Socio e consigliere di Italia Nostra, svolge e opera in difesa del patrimonio storico con conferenze, dibattiti, lezioni in varie città italiane.
Nel 1967 fonda e dirige il Centro Studi e Documentazione della Cultura Armena. Il Centro pubblica la collana "Documenti di Architettura Armena" e "Ricerca sull'Architettura Armena". Organizza la mostra sull'Architettura Medievale Armena, ospitata in diverse città italiane e, all'estero, in oltre diciotto Paesi, dal Sud America all'Iran all'Armenia.[6][7]
Dal 1967 al 1983 è responsabile e membro di Missioni di studio, sotto il patrocinio ufficiale del Ministero degli Affari Esteri d'Italia, in territorio armeno, georgiano, in Iran, in Siria del Nord.

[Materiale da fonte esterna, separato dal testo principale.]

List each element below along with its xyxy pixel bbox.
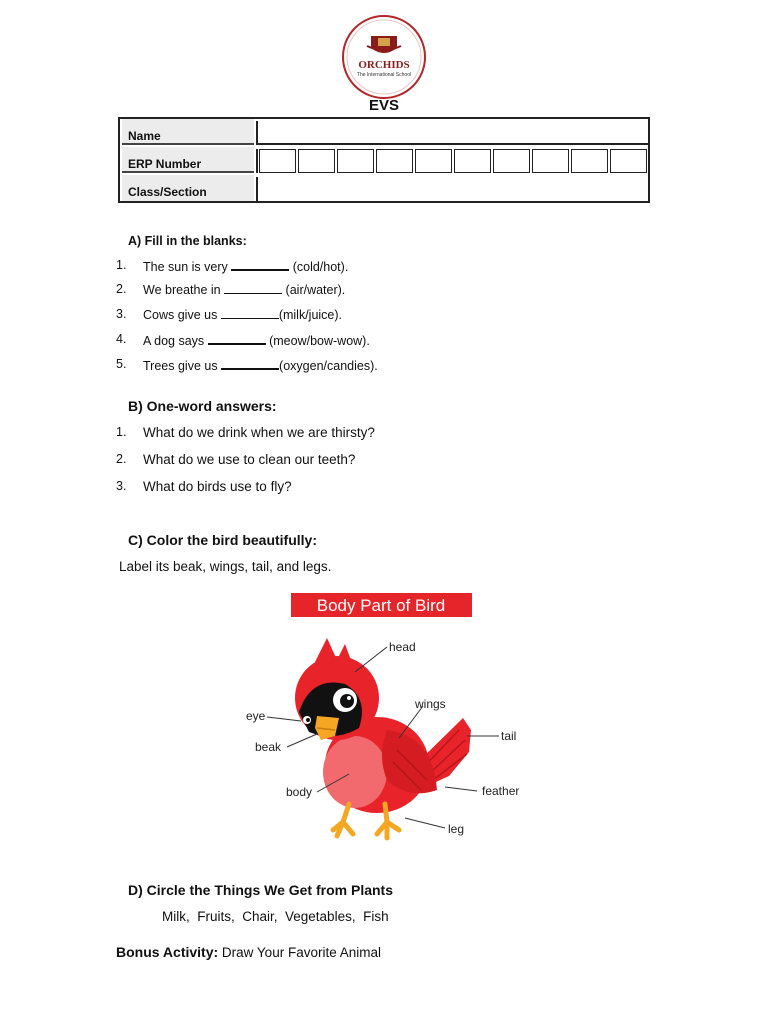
erp-digit-box[interactable] <box>298 149 335 173</box>
erp-digit-box[interactable] <box>376 149 413 173</box>
erp-digit-box[interactable] <box>337 149 374 173</box>
section-b-heading: B) One-word answers: <box>128 398 277 414</box>
erp-label: ERP Number <box>122 147 254 173</box>
label-beak: beak <box>255 740 282 754</box>
erp-digit-box[interactable] <box>571 149 608 173</box>
class-row <box>120 175 648 203</box>
answer-blank[interactable] <box>221 307 279 319</box>
erp-digit-box[interactable] <box>259 149 296 173</box>
erp-digit-box[interactable] <box>532 149 569 173</box>
bonus-activity <box>116 944 381 960</box>
erp-digit-box[interactable] <box>610 149 647 173</box>
erp-row <box>120 147 648 175</box>
label-eye: eye <box>246 709 266 723</box>
school-logo <box>341 14 427 100</box>
subject-title: EVS <box>368 97 399 114</box>
name-row <box>120 119 648 147</box>
section-c-instruction: Label its beak, wings, tail, and legs. <box>119 559 332 574</box>
label-feather: feather <box>482 784 520 798</box>
student-info-table <box>118 117 650 203</box>
logo-name: ORCHIDS <box>358 59 410 71</box>
name-label: Name <box>122 119 254 145</box>
section-c-heading: C) Color the bird beautifully: <box>128 532 317 548</box>
section-d-heading: D) Circle the Things We Get from Plants <box>128 882 394 898</box>
erp-number-boxes <box>256 149 648 173</box>
bird-body-parts-figure <box>237 590 529 852</box>
bonus-label: Bonus Activity: <box>116 944 219 960</box>
erp-digit-box[interactable] <box>454 149 491 173</box>
name-field[interactable] <box>256 121 648 145</box>
logo-tagline: The International School <box>356 72 412 78</box>
label-body: body <box>286 785 313 799</box>
answer-blank[interactable] <box>224 282 282 294</box>
figure-title: Body Part of Bird <box>316 596 446 615</box>
erp-digit-box[interactable] <box>415 149 452 173</box>
section-b-list: 1. What do we drink when we are thirsty? 2. What do we use to clean our teeth? 3. What do birds use to fly? <box>116 425 375 494</box>
section-d-options: Milk, Fruits, Chair, Vegetables, Fish <box>162 909 389 924</box>
label-head: head <box>389 640 416 654</box>
class-section-field[interactable] <box>256 177 648 201</box>
section-a-heading: A) Fill in the blanks: <box>128 234 247 248</box>
label-tail: tail <box>501 729 517 743</box>
answer-blank[interactable] <box>208 332 266 345</box>
answer-blank[interactable] <box>231 258 289 271</box>
bonus-text: Draw Your Favorite Animal <box>218 945 381 960</box>
erp-digit-box[interactable] <box>493 149 530 173</box>
bird-icon <box>295 638 471 838</box>
answer-blank[interactable] <box>221 357 279 370</box>
class-label: Class/Section <box>122 175 254 201</box>
section-a-list: 1. The sun is very (cold/hot). 2. We breathe in (air/water). 3. Cows give us (milk/juice). 4. A dog says (meow/bow-wow). 5. Trees give us (oxygen/candies). <box>116 258 378 373</box>
label-leg: leg <box>448 822 465 836</box>
label-wings: wings <box>415 697 446 711</box>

Ha conseguito diversi premi internazionali (premio internazionale “Parekorzagan” per studiosi non armeni che abbiano dato un contributo fondamentale nel campo dell'arte armena, premio “Thoros Thoromanian” dell'Accademia delle Scienze di Armenia per studiosi dell'arte armena, medaglia Reza Pahalevi per il lavoro di studio svolto in Iran).
È stato consulente scientifico per il settore architettura della collana di studi sulla "Cultura popolare veneta" (promossa dalla Regione Veneto e dalla Fondazione Giorgio Cini) e condirettore dell'Archivio Storico di Belluno, Feltre e Cadore.
A livello professionale ha operato specialmente nel Veneto e a Milano, curando in particolare interventi di restauro.